Out — Expecting Northern Illinois University to accept any further donations from alumnus Rich if he allows the Saudi bone sawers to stage their sports wash at Rich Harvest — Rich has enough money to do whatever he wants, however infamous. … If he lets the LIV event go on, then the need for projecting properly humanistic instincts shifts to NIU President Lisa Freeman. … She needs to open the academic year by acknowledging Rich’s past generosity but unfortunately advising that his largesse will no longer be accepted at the proud university.

In — Already losing patience with the 2022 Bears over the Roquan Smith stalemate — A grand way for the McCaskeys to allow the Ryan Poles/Matt Eberflus era to begin. … Poles apparently has a budgeted number for Smith — who is negotiating without an agent. … Smith finds that figure inadequate and has quite shrewdly crafted his “hold-in.” … He wants to help generate Super Bowl football. … Do the tomato squeezers atop the corporate directory at Halas Hall?



Out — Expecting anything better than a 7-10 mark from the upcoming Staleys campaign — “The rebuild variant” is apparently a Chicago pro sports contagion that perhaps Dr.
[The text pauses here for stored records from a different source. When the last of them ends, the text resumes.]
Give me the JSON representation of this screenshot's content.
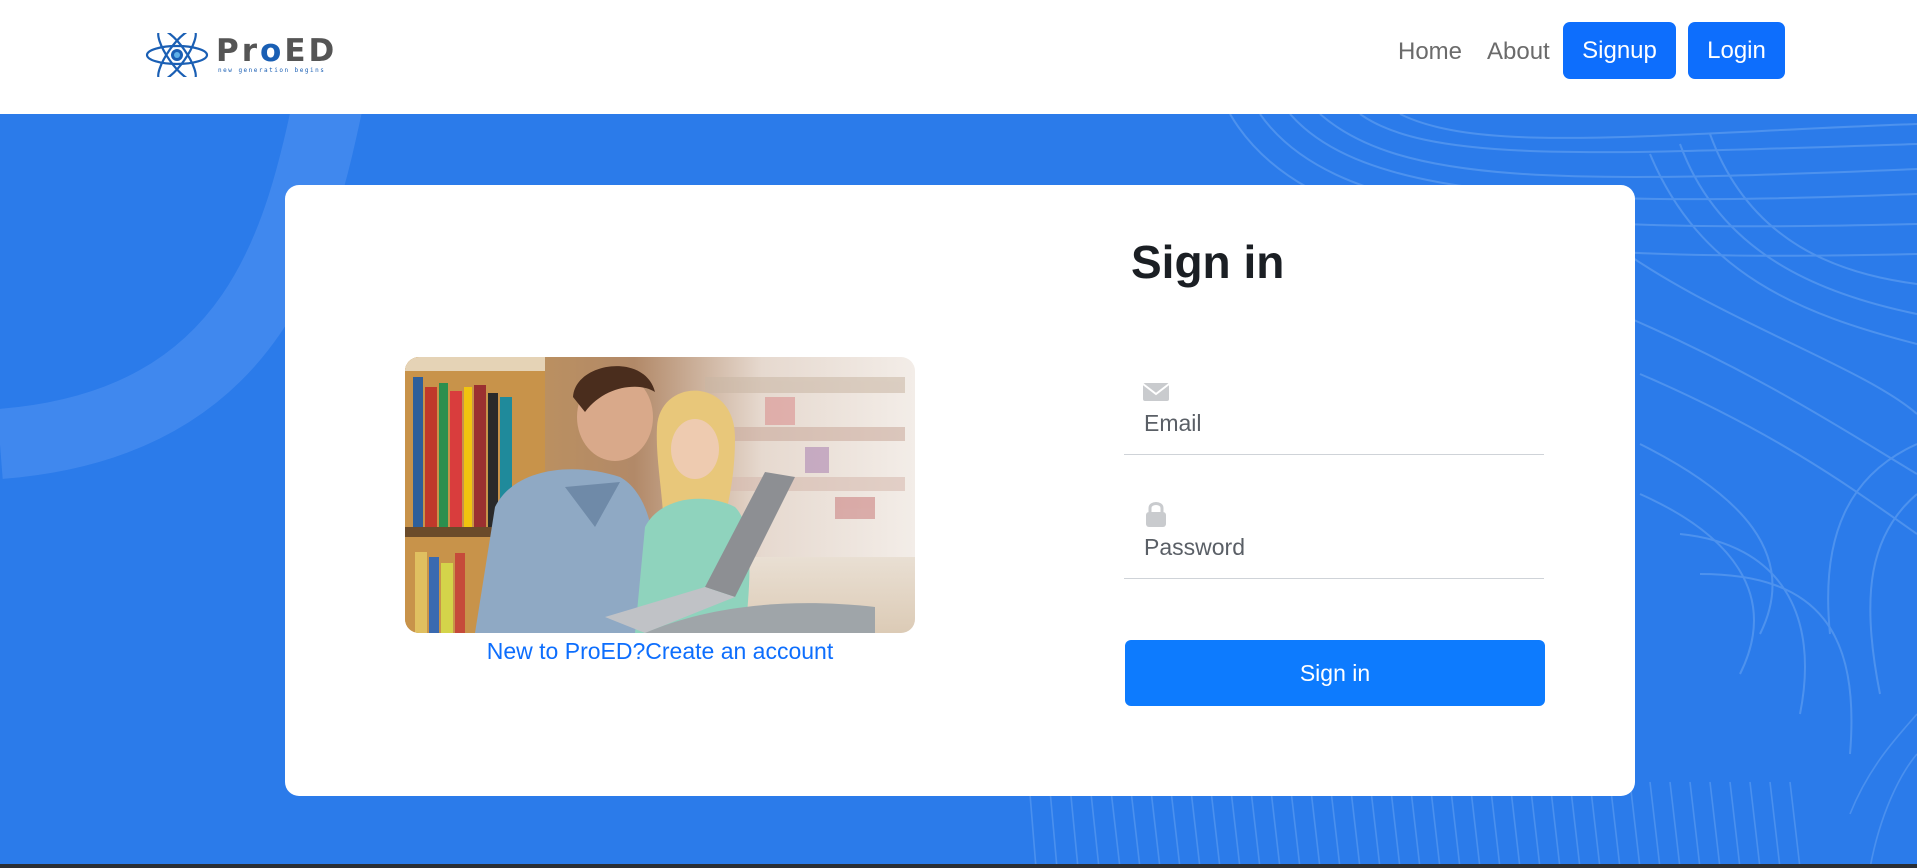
{
  "navbar": {
    "brand": {
      "text_pre": "Pr",
      "text_o": "o",
      "text_post": "ED",
      "tagline": "new generation begins",
      "icon": "atom-logo-icon"
    },
    "links": {
      "home": "Home",
      "about": "About"
    },
    "buttons": {
      "signup": "Signup",
      "login": "Login"
    },
    "colors": {
      "button_bg": "#0d6efd",
      "link": "#6b6b6b"
    }
  },
  "hero": {
    "background": "#2b7bea"
  },
  "signin": {
    "title": "Sign in",
    "email": {
      "placeholder": "Email",
      "icon": "envelope-icon"
    },
    "password": {
      "placeholder": "Password",
      "icon": "lock-icon"
    },
    "submit_label": "Sign in",
    "create_account": {
      "prefix": "New to ProED?",
      "link": "Create an account"
    }
  }
}
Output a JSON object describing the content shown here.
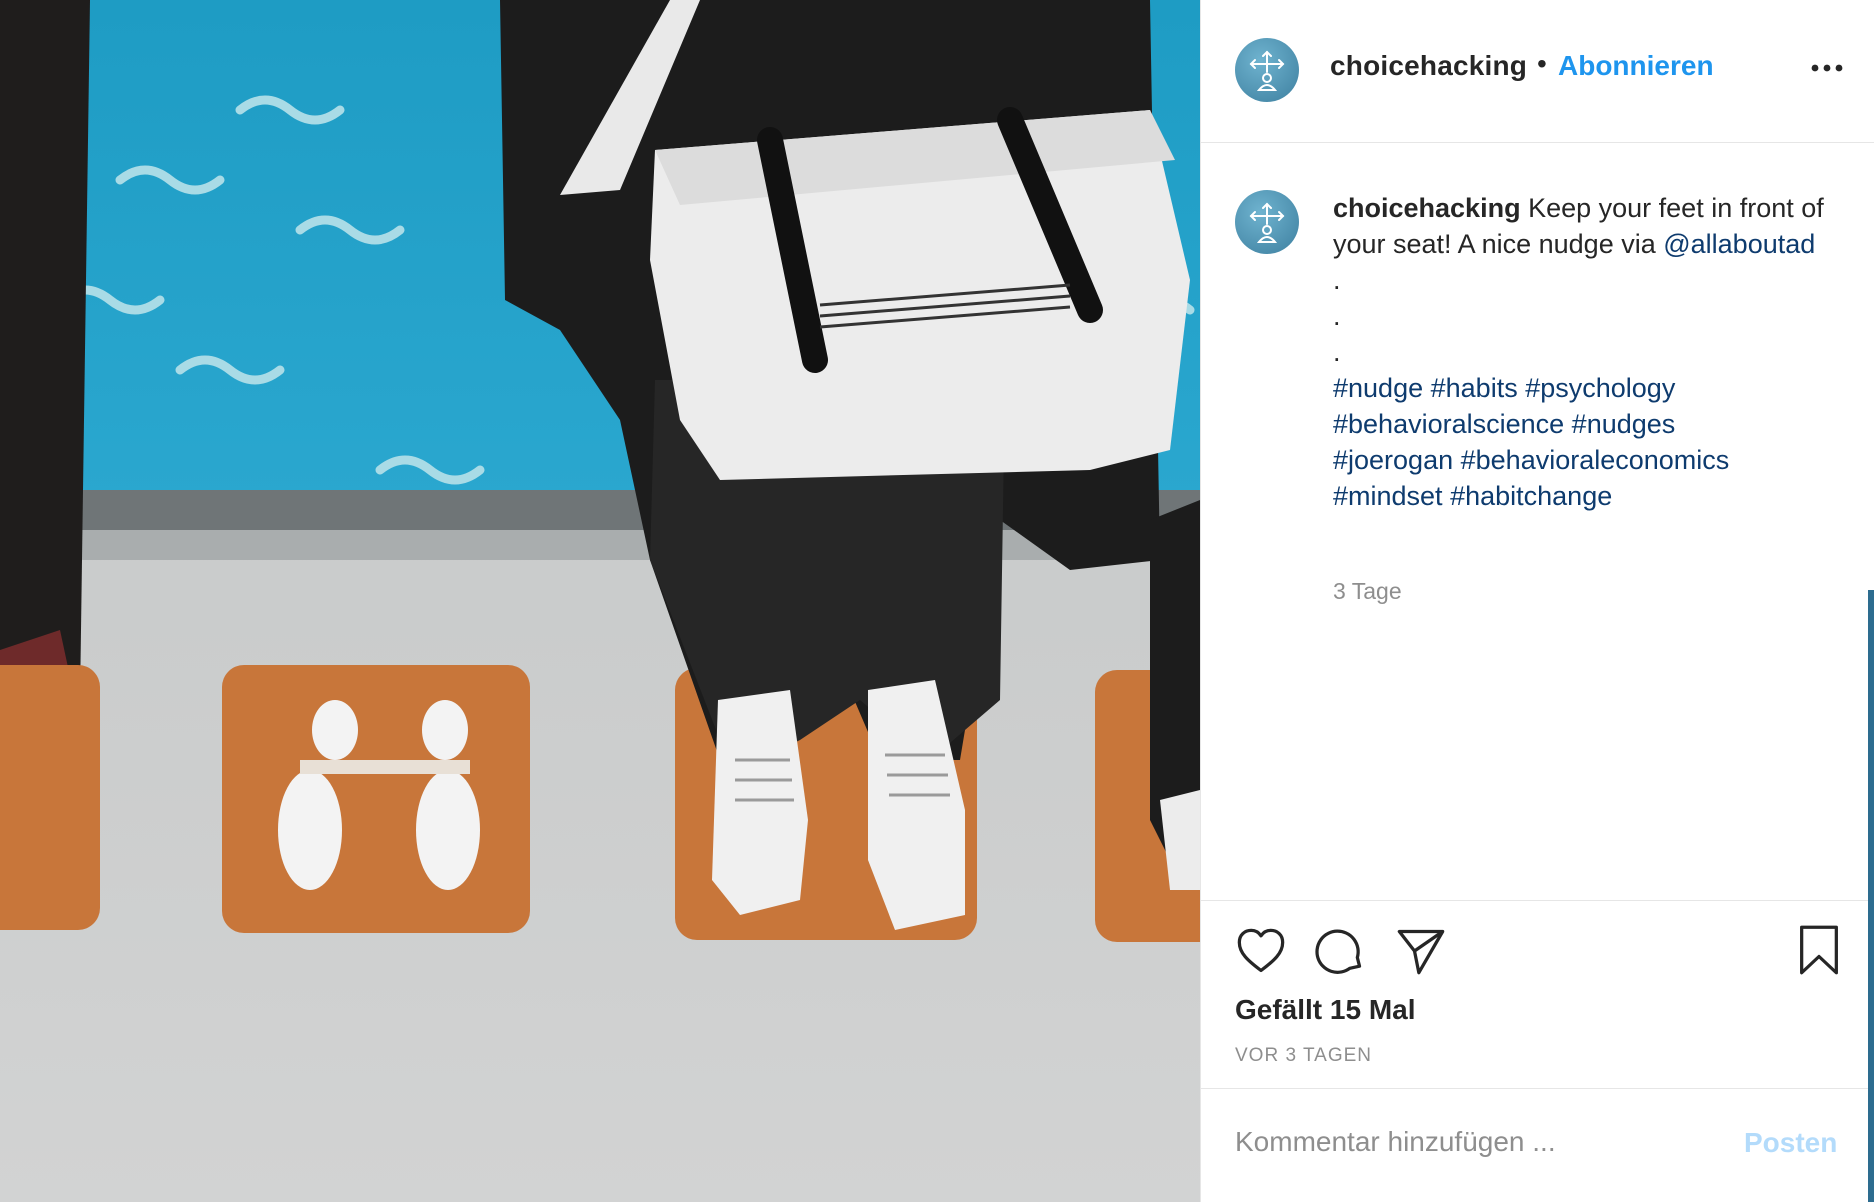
{
  "post": {
    "username": "choicehacking",
    "separator": "•",
    "follow_label": "Abonnieren",
    "more_label": "...",
    "caption": {
      "username": "choicehacking",
      "text": " Keep your feet in front of your seat! A nice nudge via ",
      "mention": "@allaboutad",
      "dots": [
        ".",
        ".",
        "."
      ],
      "hashtags": [
        "#nudge",
        "#habits",
        "#psychology",
        "#behavioralscience",
        "#nudges",
        "#joerogan",
        "#behavioraleconomics",
        "#mindset",
        "#habitchange"
      ]
    },
    "caption_age": "3 Tage",
    "likes_text": "Gefällt 15 Mal",
    "posted_ago": "VOR 3 TAGEN",
    "comment_placeholder": "Kommentar hinzufügen ...",
    "post_button_label": "Posten"
  },
  "icons": {
    "avatar": "choicehacking-logo-icon",
    "like": "heart-icon",
    "comment": "comment-bubble-icon",
    "share": "paper-plane-icon",
    "save": "bookmark-icon",
    "more": "more-dots-icon"
  },
  "colors": {
    "link": "#1e95ee",
    "hashtag": "#0e3b6e",
    "text": "#262626",
    "muted": "#8e8e8e",
    "post_disabled": "#b3dbfb"
  }
}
Anthony Fauci should address. … The biggest thing Justin Fields and the Bears have going for them into the new season is that it’s the NFL, where those yellow flags dropped and not dropped can make unlikely playoff teams walk out of mystic fields — even if they are based in Lake Forest.

In — Loudly applauding the NBA’s decision to universally retire Bill Russell’s No. 6 — Apparently, the league was waiting for the day when the fiercely independent thinker was no longer positioned to stake out any anti-herd social perspectives. … But, the bottom line is that Adam Silver and Co. did the right thing. … A champion athlete and forever, an inspirational man.
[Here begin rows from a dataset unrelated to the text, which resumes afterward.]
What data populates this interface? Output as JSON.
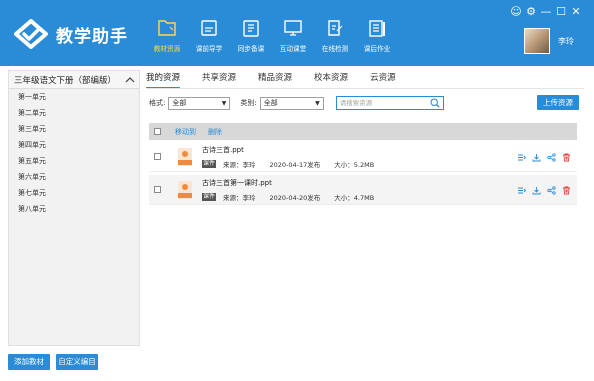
{
  "app": {
    "title": "教学助手",
    "window_controls": [
      "☺",
      "⚙",
      "—",
      "☐",
      "✕"
    ],
    "accent_color": "#2a8bd6",
    "active_color": "#ffd94a"
  },
  "nav": [
    {
      "label": "教材资源",
      "icon": "textbook-resource-icon",
      "active": true
    },
    {
      "label": "课前导学",
      "icon": "preview-guide-icon",
      "active": false
    },
    {
      "label": "同步备课",
      "icon": "sync-prep-icon",
      "active": false
    },
    {
      "label": "互动课堂",
      "icon": "interactive-class-icon",
      "active": false
    },
    {
      "label": "在线检测",
      "icon": "online-test-icon",
      "active": false
    },
    {
      "label": "课后作业",
      "icon": "homework-icon",
      "active": false
    }
  ],
  "user": {
    "name": "李玲"
  },
  "sidebar": {
    "title": "三年级语文下册（部编版）",
    "items": [
      "第一单元",
      "第二单元",
      "第三单元",
      "第四单元",
      "第五单元",
      "第六单元",
      "第七单元",
      "第八单元"
    ],
    "add_button": "添加教材",
    "custom_button": "自定义编目"
  },
  "tabs": [
    "我的资源",
    "共享资源",
    "精品资源",
    "校本资源",
    "云资源"
  ],
  "filters": {
    "format_label": "格式:",
    "format_value": "全部",
    "category_label": "类别:",
    "category_value": "全部",
    "search_placeholder": "请搜索资源",
    "upload_button": "上传资源"
  },
  "list": {
    "actions": [
      "移动到",
      "删除"
    ],
    "rows": [
      {
        "name": "古诗三首.ppt",
        "tag": "课件",
        "source": "来源：李玲",
        "date": "2020-04-17发布",
        "size": "大小：5.2MB"
      },
      {
        "name": "古诗三首第一课时.ppt",
        "tag": "课件",
        "source": "来源：李玲",
        "date": "2020-04-20发布",
        "size": "大小：4.7MB"
      }
    ]
  }
}
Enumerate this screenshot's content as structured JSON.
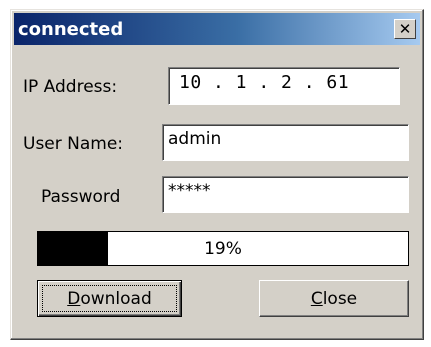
{
  "window": {
    "title": "connected",
    "close_glyph": "✕",
    "close_icon": "close-icon"
  },
  "form": {
    "ip_label": "IP Address:",
    "ip_value": "10 .  1 .  2 . 61",
    "username_label": "User Name:",
    "username_value": "admin",
    "password_label": "Password",
    "password_value": "*****"
  },
  "progress": {
    "percent": 19,
    "label": "19%"
  },
  "buttons": {
    "download_mnemonic": "D",
    "download_rest": "ownload",
    "close_mnemonic": "C",
    "close_rest": "lose"
  },
  "colors": {
    "titlebar_start": "#0a246a",
    "titlebar_end": "#a6caf0",
    "face": "#d4d0c8",
    "progress_fill": "#000000"
  }
}
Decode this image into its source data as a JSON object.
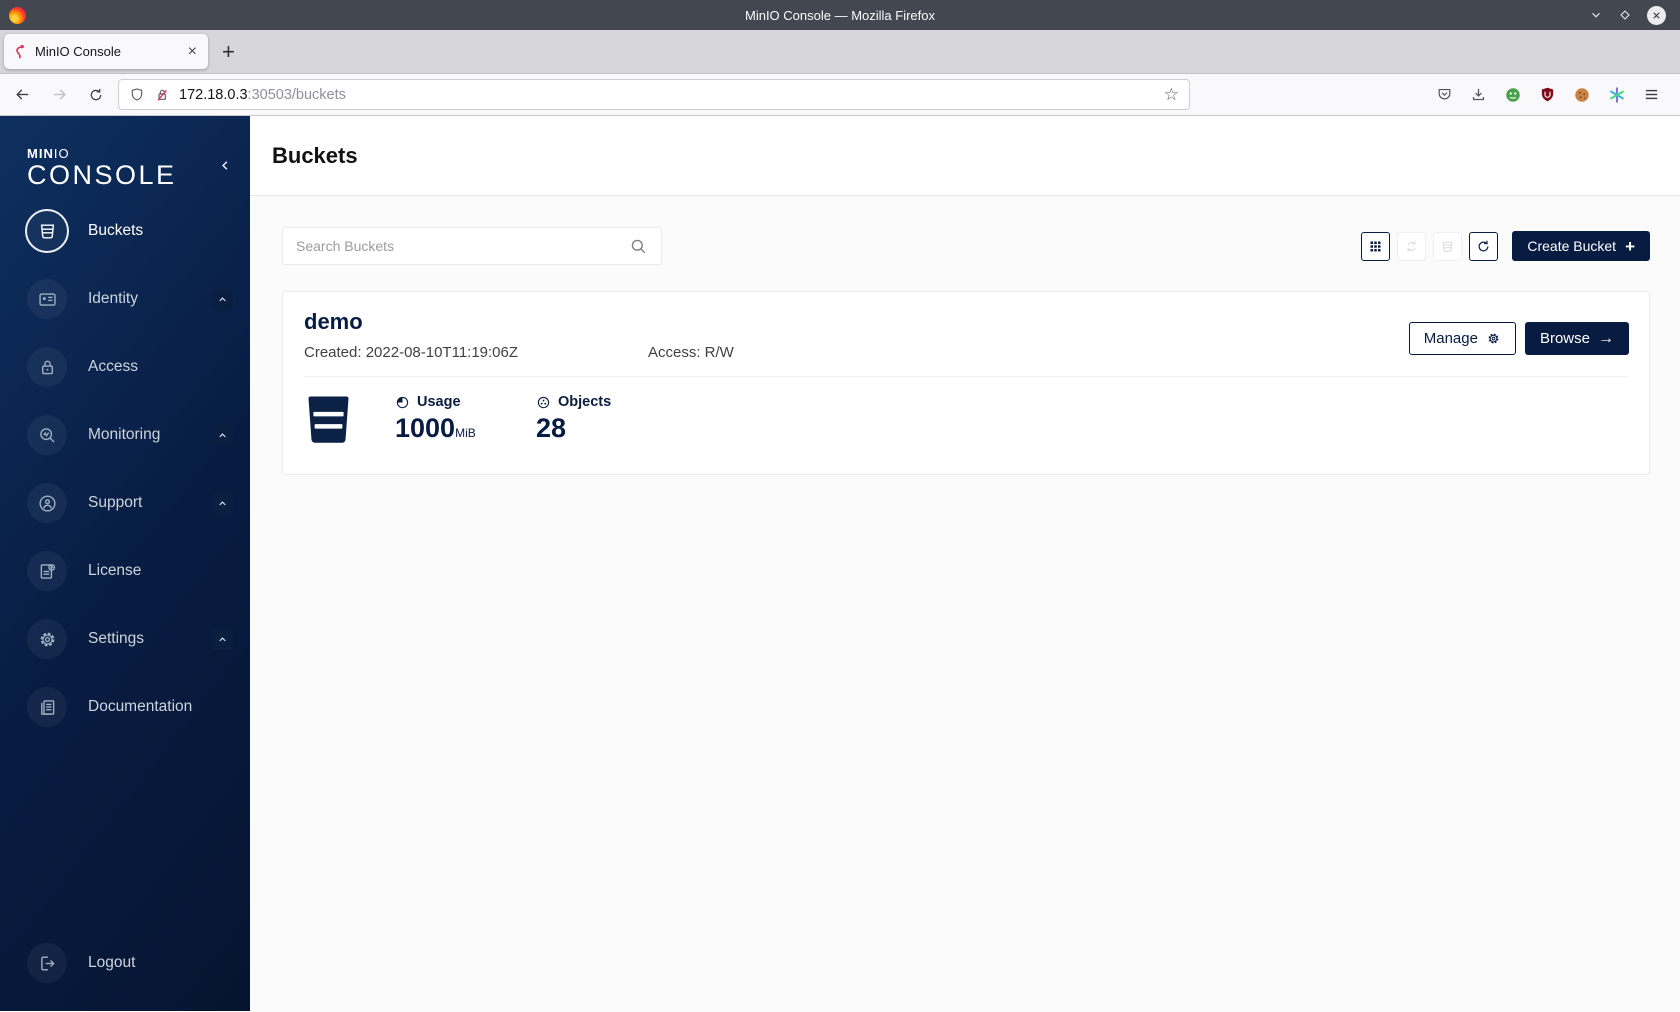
{
  "browser": {
    "window_title": "MinIO Console — Mozilla Firefox",
    "tab_title": "MinIO Console",
    "tab_close": "×",
    "new_tab": "+",
    "url_host": "172.18.0.3",
    "url_rest": ":30503/buckets",
    "bookmark_star": "☆",
    "toolbar_icons": [
      "shield-icon",
      "insecure-lock-icon",
      "pocket-icon",
      "download-icon",
      "privacy-badger-icon",
      "ublock-icon",
      "cookie-icon",
      "snowflake-icon",
      "menu-icon"
    ]
  },
  "sidebar": {
    "logo_top_bold": "MIN",
    "logo_top_light": "IO",
    "logo_bottom": "CONSOLE",
    "items": [
      {
        "label": "Buckets",
        "icon": "bucket-icon",
        "active": true,
        "expandable": false
      },
      {
        "label": "Identity",
        "icon": "id-card-icon",
        "active": false,
        "expandable": true
      },
      {
        "label": "Access",
        "icon": "lock-icon",
        "active": false,
        "expandable": false
      },
      {
        "label": "Monitoring",
        "icon": "monitor-search-icon",
        "active": false,
        "expandable": true
      },
      {
        "label": "Support",
        "icon": "support-icon",
        "active": false,
        "expandable": true
      },
      {
        "label": "License",
        "icon": "license-icon",
        "active": false,
        "expandable": false
      },
      {
        "label": "Settings",
        "icon": "gear-icon",
        "active": false,
        "expandable": true
      },
      {
        "label": "Documentation",
        "icon": "document-icon",
        "active": false,
        "expandable": false
      }
    ],
    "logout_label": "Logout"
  },
  "page": {
    "title": "Buckets",
    "search_placeholder": "Search Buckets",
    "create_button": "Create Bucket",
    "create_plus": "+",
    "view_toolbar_icons": [
      "grid-view-icon",
      "rebalance-icon-disabled",
      "delete-buckets-icon-disabled",
      "refresh-icon"
    ]
  },
  "bucket_card": {
    "name": "demo",
    "created": "Created: 2022-08-10T11:19:06Z",
    "access": "Access: R/W",
    "usage_label": "Usage",
    "usage_value": "1000",
    "usage_unit": "MiB",
    "objects_label": "Objects",
    "objects_value": "28",
    "manage_button": "Manage",
    "browse_button": "Browse",
    "browse_arrow": "→"
  },
  "colors": {
    "minio_navy": "#081c42",
    "sidebar_gradient_start": "#0e3060",
    "sidebar_gradient_end": "#061430",
    "titlebar": "#43474f",
    "toolbar_bg": "#f9f9fb",
    "content_bg": "#fbfbfb",
    "insecure_slash_red": "#e22850"
  }
}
Out — Major League Baseball’s languid attitude toward honoring Roberto Clemente on a similar level — Clemente’s No. 21 should be right there alongside Jackie Robinson’s No. 42. … Robinson deserved first run. … But Clemente’s legacy transcends his status as the game’s greatest pioneering Hispanic superstar. … His MLB accomplishments need no burnishing. … But has any diamond gem made the face of heaven so fine in such noble, humanitarian manner?

In — Having a recurring dream that Cleveland’s Steve Kwan will prove to be the key to the Guardians winning the AL-Central — It won’t go away, like bad maize flashbacks to Thursday’s “Field of Dregs” game between the Cubs and Cincinnati. … The CLE rookie outfielder plays the game with urgency, hunger and intelligence. … No single competitor in baseball’s worst division more consistently embodies all of the good things missing in the White Sox locker room. … His G-dians deserve to triumph; the Slouch Sliders do not.
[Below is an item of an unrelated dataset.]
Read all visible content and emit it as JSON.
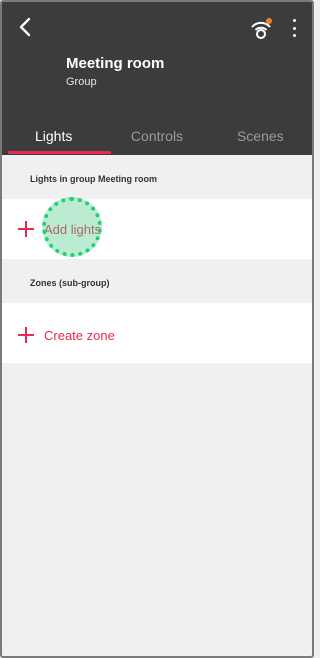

Out — Getting too worked up over Steve Stone’s recent “hustling is optional” comment about the horizontaling White Sox — Stone is too seasoned and too smart to try a new mustard on a press box hot dog unless he knows it’s OK with Jerry Reinsdorf. … And Reinsdorf is clearly committed to allowing the South Side Minnow to go down with Tony La Russa sleeping through too many alarm clocks. … So Stone’s comment was undoubtedly inbounds with The Chairman of Gloom. … It’s Patrick Henry saying, “Give me liberty or let’s take a break for lunch!”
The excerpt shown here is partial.